Ceux qui pressentent que " 666 " se réfère à un individu vivant à l'époque de Jean optent communément pour César Néron comme solution du puzzle. Nous devons cependant faire attention sur un point. Si Apocalypse se réfère à Néron par le nombre 666, ce ne peut être dans un sens littéral, mais seulement en tant que type de la bête.

Néron a persécuté l'église et a utilisé les chrétiens comme boucs émissaires. Donc, il peut avoir été un symbole - un type - de la bête de quelque âge que ce soit. Les auditeurs et lecteurs de Jean, connaissant Néron et le mythe l'entourant disant qu'il était encore vivant ou ressuscité, ont dû saisir le point amené. Dans la pensée de l'érudit biblique M. Eugene Borings, Jean aurait pu dire de la bête : " Faites attention ! Ça va encore être Néron ! "

Nous faisons probablement trop de cas de l'utilisation du " 666 " par Jean, précisément parce que nous sommes trop loin de l'époque de ses lecteurs-auditeurs originaux. Peu importe à qui cela se référait - Néron ou un autre - nous ne devons pas prendre pour acquis que Jean posait une énigme à son auditoire, soit les sept églises pour qui le livre avait été écrit. Si Jean se référait à un individu contemporain - même un type - son auditoire devait le connaître. Donc, ils devaient savoir quelles lettres composaient son nom, ainsi que leurs équivalents numériques. Ils n'avaient pas besoin d'indices spéciaux pour déchiffrer le nombre. Pourtant, dit Apocalypse, comprendre la signification de " 666 " demande de la sagesse (13:18).

De la sagesse pour comprendre quoi, exactement ? Eh bien, la signification du nom ou du nombre. Selon les paroles d'Eugene Borings : " Lorsque l'Apocalypse était lue devant l'assemblée de culte des églises d'Asie, l'appel à la sagesse pour calculer le nombre de la bête (13:18) ne constituait pas un grand défi pour identifier qui était la bête, l'autorité persécutrice - on le savait déjà très bien - mais plutôt ce qu'elle était, c'est-à-dire, qu'elle était la bête revêtue du pouvoir de Satan, pas le sauveur culturel qu'elle prétendait être " (Interprétation : Commentaire biblique pour l'enseignement et la prédication, " Apocalypse " p. 162).
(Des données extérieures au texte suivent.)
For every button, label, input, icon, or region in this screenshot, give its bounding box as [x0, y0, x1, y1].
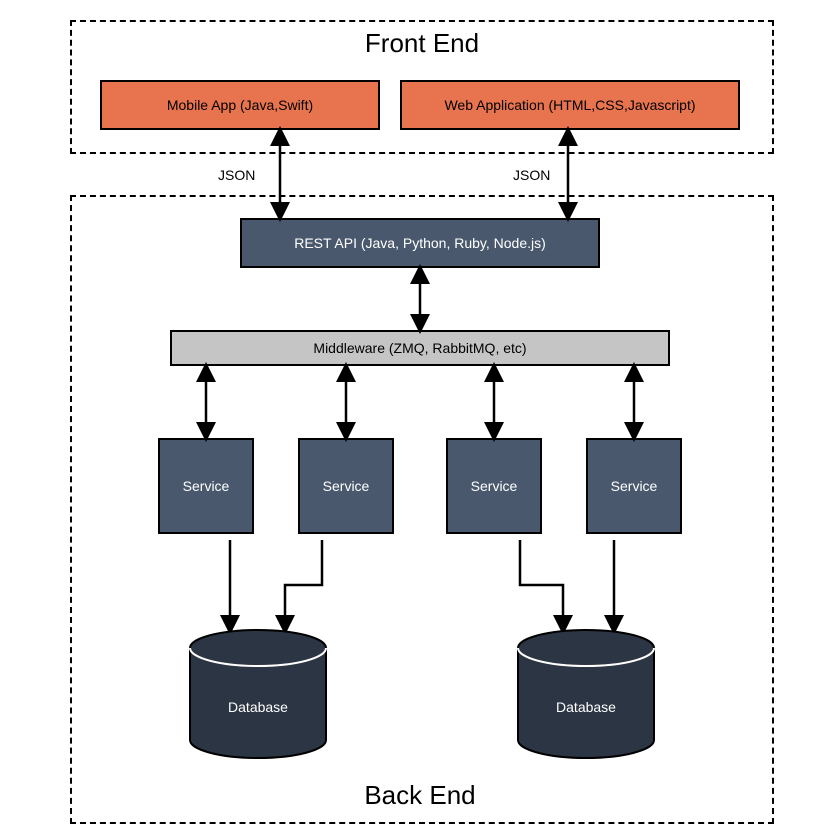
service-box-3: Service: [446, 438, 542, 534]
middleware-box: Middleware (ZMQ, RabbitMQ, etc): [170, 330, 670, 366]
mobile-app-box: Mobile App (Java,Swift): [100, 80, 380, 130]
backend-title: Back End: [70, 780, 770, 811]
rest-api-box: REST API (Java, Python, Ruby, Node.js): [240, 218, 600, 268]
web-app-box: Web Application (HTML,CSS,Javascript): [400, 80, 740, 130]
service-box-4: Service: [586, 438, 682, 534]
service-box-2: Service: [298, 438, 394, 534]
service-box-1: Service: [158, 438, 254, 534]
json-label-right: JSON: [513, 167, 550, 183]
frontend-title: Front End: [72, 28, 772, 59]
json-label-left: JSON: [218, 167, 255, 183]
Si Jean se réfère à Néron, ou tout autre empereur, c'est alors un type de la bête. S'il voulait signifier quelque politicien local (ou bureaucrate religieux) d'Asie, alors son nom s'est probablement perdu dans l'antiquité.

Plusieurs commentateurs disent que le nombre n'identifie pas du tout un individu particulier. C'est-à-dire que le nombre a une signification par lui-même. " Selon ce point de vue, " dit Robert W. Wall, " le nombre 666 cryptographique n'atteint pas le nombre 777, lequel symbolise la perfection divine " (Nouveau commentaire biblique international, " Apocalypse ", p. 174). En bref, la bête ou l'Antéchrist ne peut se mesurer à la perfection de Christ, même s'il le clame. Un énoncé de Jean rend cette idée crédible. Il dit que " 666 " est un nombre d'homme (13:18). L'homme, toutefois, est déchu, pécheur et incomplet. D'un autre côté, sept est le chiffre de la complétion - et se réfère à Dieu et son œuvre. Les sept jours de la création de Genèse 1 en sont un exemple. Si la signification de " 666 " se trouve dans le nombre lui-même, alors la question est claire : la bête n'est rien d'autre qu'un gouvernement humain sous contrôle démoniaque. Dans ce sens-là, la " bête " a toujours été parmi nous et on peut la voir à l'œuvre au travers des âges. Naturellement, au point culminant de la civilisation humaine, lorsque Jésus reviendra, nous devons nous attendre à voir surgir l'épitomé ou l'incarnation de cette " bête ".